แนวคิดหลัก
Supervised Fine-Tuned approaches, such as RoBERTa and BINDER (PubMedBERT), outperform general-purpose Large Language Models like ChatGPT on intent detection and named entity recognition tasks in the biomedical domain.
บทคัดย่อ
The paper presents a comprehensive empirical evaluation of intent detection and named entity recognition (NER) tasks in the biomedical domain. It compares the performance of Supervised Fine-Tuned (SFT) approaches against general-purpose Large Language Models (LLMs) like ChatGPT.
Key highlights:
- SFT models, such as RoBERTa and BINDER (PubMedBERT), consistently outperform LLMs like ChatGPT on intent detection across three datasets and NER across five biomedical datasets.

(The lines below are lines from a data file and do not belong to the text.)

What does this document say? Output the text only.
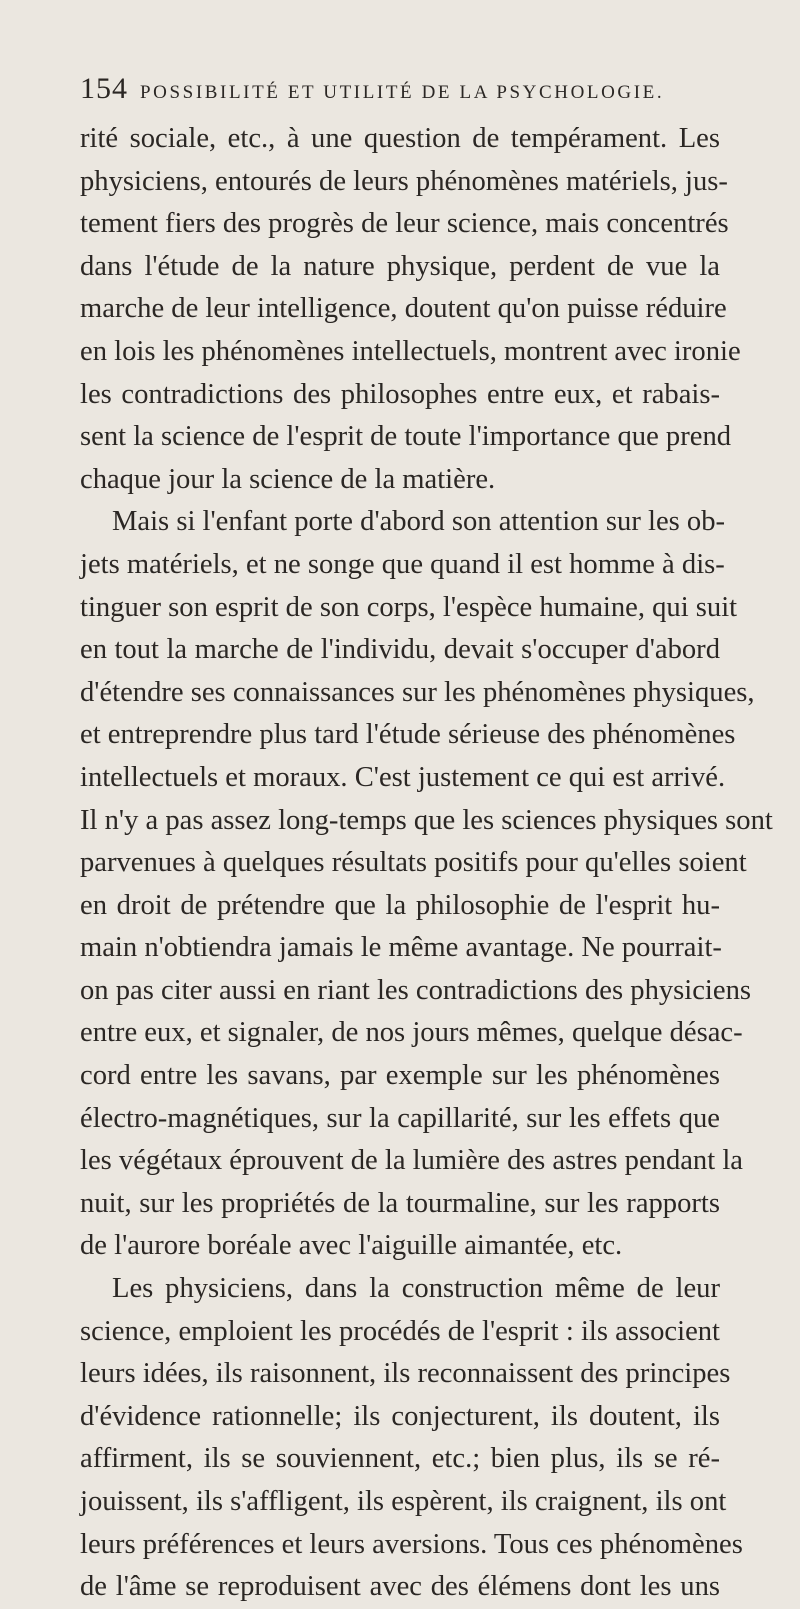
154 POSSIBILITÉ ET UTILITÉ DE LA PSYCHOLOGIE.
rité sociale, etc., à une question de tempérament. Les
physiciens, entourés de leurs phénomènes matériels, jus-
tement fiers des progrès de leur science, mais concentrés
dans l'étude de la nature physique, perdent de vue la
marche de leur intelligence, doutent qu'on puisse réduire
en lois les phénomènes intellectuels, montrent avec ironie
les contradictions des philosophes entre eux, et rabais-
sent la science de l'esprit de toute l'importance que prend
chaque jour la science de la matière.
Mais si l'enfant porte d'abord son attention sur les ob-
jets matériels, et ne songe que quand il est homme à dis-
tinguer son esprit de son corps, l'espèce humaine, qui suit
en tout la marche de l'individu, devait s'occuper d'abord
d'étendre ses connaissances sur les phénomènes physiques,
et entreprendre plus tard l'étude sérieuse des phénomènes
intellectuels et moraux. C'est justement ce qui est arrivé.
Il n'y a pas assez long-temps que les sciences physiques sont
parvenues à quelques résultats positifs pour qu'elles soient
en droit de prétendre que la philosophie de l'esprit hu-
main n'obtiendra jamais le même avantage. Ne pourrait-
on pas citer aussi en riant les contradictions des physiciens
entre eux, et signaler, de nos jours mêmes, quelque désac-
cord entre les savans, par exemple sur les phénomènes
électro-magnétiques, sur la capillarité, sur les effets que
les végétaux éprouvent de la lumière des astres pendant la
nuit, sur les propriétés de la tourmaline, sur les rapports
de l'aurore boréale avec l'aiguille aimantée, etc.
Les physiciens, dans la construction même de leur
science, emploient les procédés de l'esprit : ils associent
leurs idées, ils raisonnent, ils reconnaissent des principes
d'évidence rationnelle; ils conjecturent, ils doutent, ils
affirment, ils se souviennent, etc.; bien plus, ils se ré-
jouissent, ils s'affligent, ils espèrent, ils craignent, ils ont
leurs préférences et leurs aversions. Tous ces phénomènes
de l'âme se reproduisent avec des élémens dont les uns
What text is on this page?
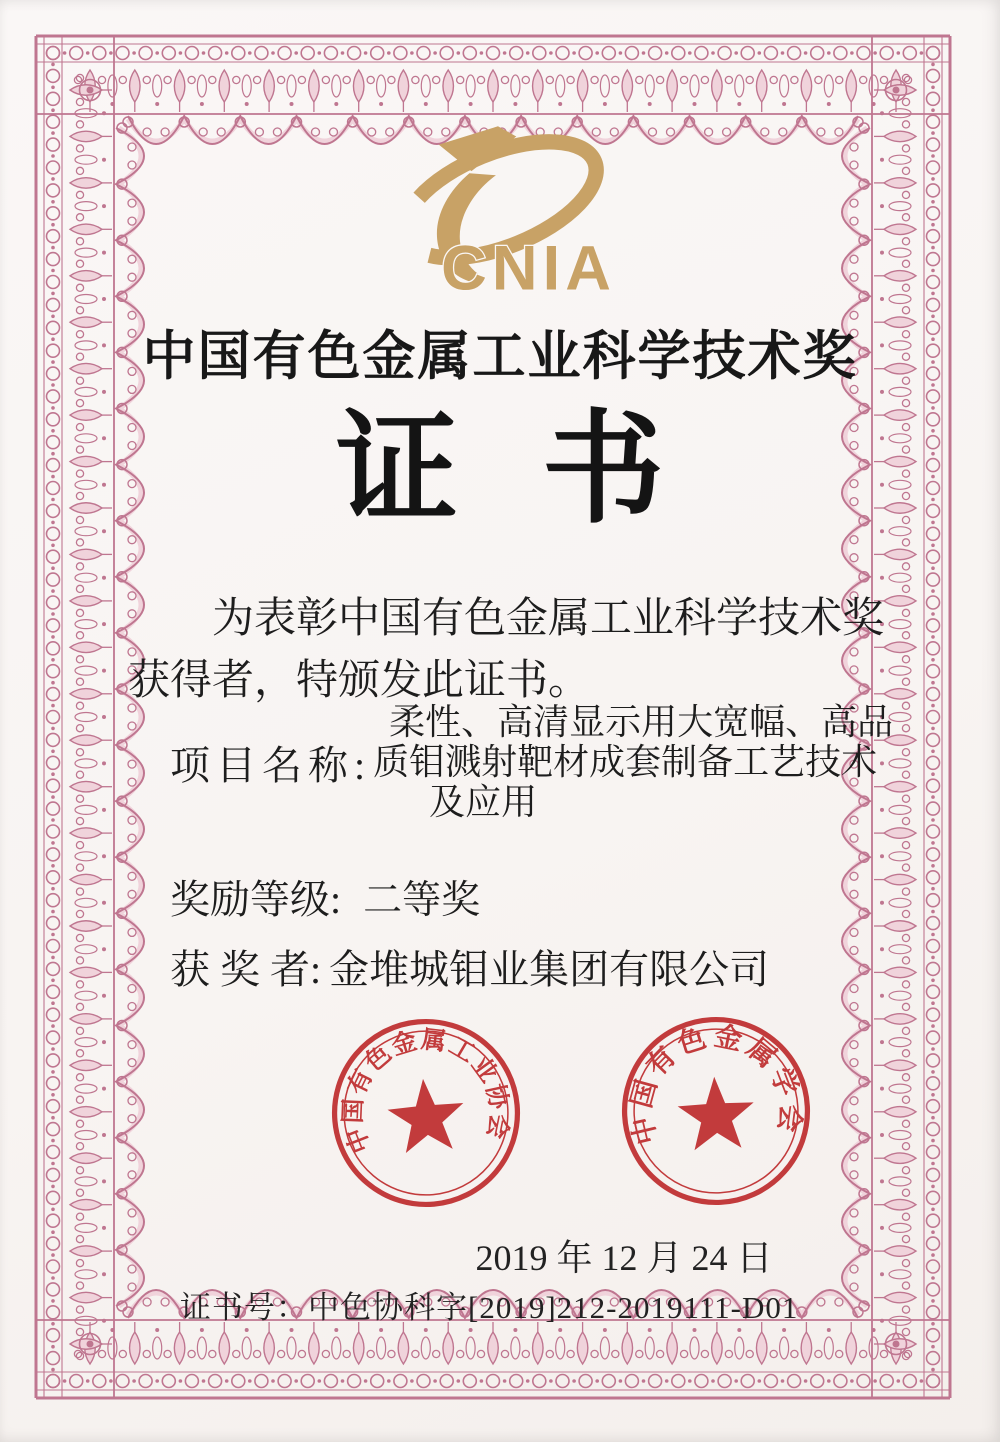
CNIA
中国有色金属工业科学技术奖
证 书
为表彰中国有色金属工业科学技术奖
获得者，特颁发此证书。
项目名称:
柔性、高清显示用大宽幅、高品
质钼溅射靶材成套制备工艺技术
及应用
奖励等级: 二等奖
获 奖 者: 金堆城钼业集团有限公司
中国有色金属工业协会	中国有色金属学会
2019 年 12 月 24 日
证书号：中色协科字[2019]212-2019111-D01
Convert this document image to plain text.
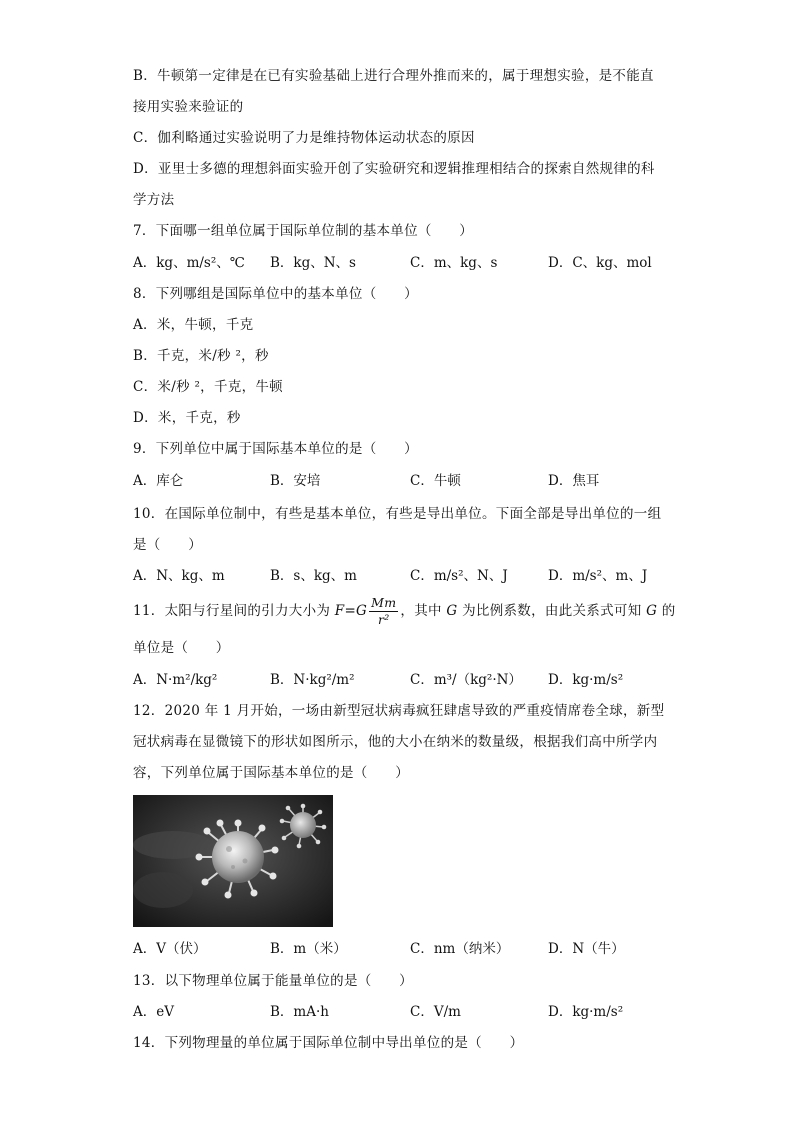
B．牛顿第一定律是在已有实验基础上进行合理外推而来的，属于理想实验，是不能直
接用实验来验证的
C．伽利略通过实验说明了力是维持物体运动状态的原因
D．亚里士多德的理想斜面实验开创了实验研究和逻辑推理相结合的探索自然规律的科
学方法
7．下面哪一组单位属于国际单位制的基本单位（　　）
A．kg、m/s²、℃ B．kg、N、s	C．m、kg、s	D．C、kg、mol
8．下列哪组是国际单位中的基本单位（　　）
A．米，牛顿，千克
B．千克，米/秒 ²，秒
C．米/秒 ²，千克，牛顿
D．米，千克，秒
9．下列单位中属于国际基本单位的是（　　）
A．库仑	B．安培	C．牛顿	D．焦耳
10．在国际单位制中，有些是基本单位，有些是导出单位。下面全部是导出单位的一组
是（　　）
A．N、kg、m	B．s、kg、m	C．m/s²、N、J	D．m/s²、m、J
11．太阳与行星间的引力大小为 $F=G \frac{Mm}{\text{r²}}$ ，其中 G 为比例系数，由此关系式可知 G 的
单位是（　　）
A．N·m²/kg²	B．N·kg²/m²	C．m³/（kg²·N） D．kg·m/s²
12．2020 年 1 月开始，一场由新型冠状病毒疯狂肆虐导致的严重疫情席卷全球，新型
冠状病毒在显微镜下的形状如图所示，他的大小在纳米的数量级，根据我们高中所学内
容，下列单位属于国际基本单位的是（　　）
A．V（伏）	B．m（米）	C．nm（纳米）	D．N（牛）
13．以下物理单位属于能量单位的是（　　）
A．eV	B．mA·h	C．V/m	D．kg·m/s²
14．下列物理量的单位属于国际单位制中导出单位的是（　　）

- PubMedBERT can outperform ChatGPT on most NER benchmarks with just 5 supervised examples, demonstrating the importance of domain-specific pretraining.
- Transformer-based SFT models perform better than LSTM, CNN, and feature-based ML models, as they can effectively leverage domain-specific pretraining.
- The paper also analyzes the impact of training data size on SFT model performance, showing that BINDER (PubMedBERT) can achieve high performance with only 10% of the training data.
- The authors provide detailed error analysis and identify key challenges, such as handling new/unapproved entities and relaxing strict entity type matching.
Overall, the study highlights the continued relevance of task and domain-specific approaches over general-purpose LLMs for complex biomedical language understanding tasks.
สถิติ
Biomedical queries have seen a significant increase on search engines like Bing and Google over the past decade.
The CMID and KUAKE-QIC datasets used for intent detection were translated from Chinese to English, with a translation accuracy of 91.75% and 97.0% respectively.
The NER datasets cover a wide range of entity types, including drugs, diseases, chemicals, genetics, and human anatomy.
คำพูด
"While recent research is centered around the development of general-purpose LLMs, that are shown to exhibit exceptional Common Sense Reasoning capabilities, we show that these models face challenges in transferring their performance to intricate biomedical domains."
"Our experiments reveal that the biomedical transformer-based PubMedBERT model outperforms few-shot prompted ChatGPT (Turbo 3.5) on 4 biomedical NER benchmarks with just 5 supervised examples."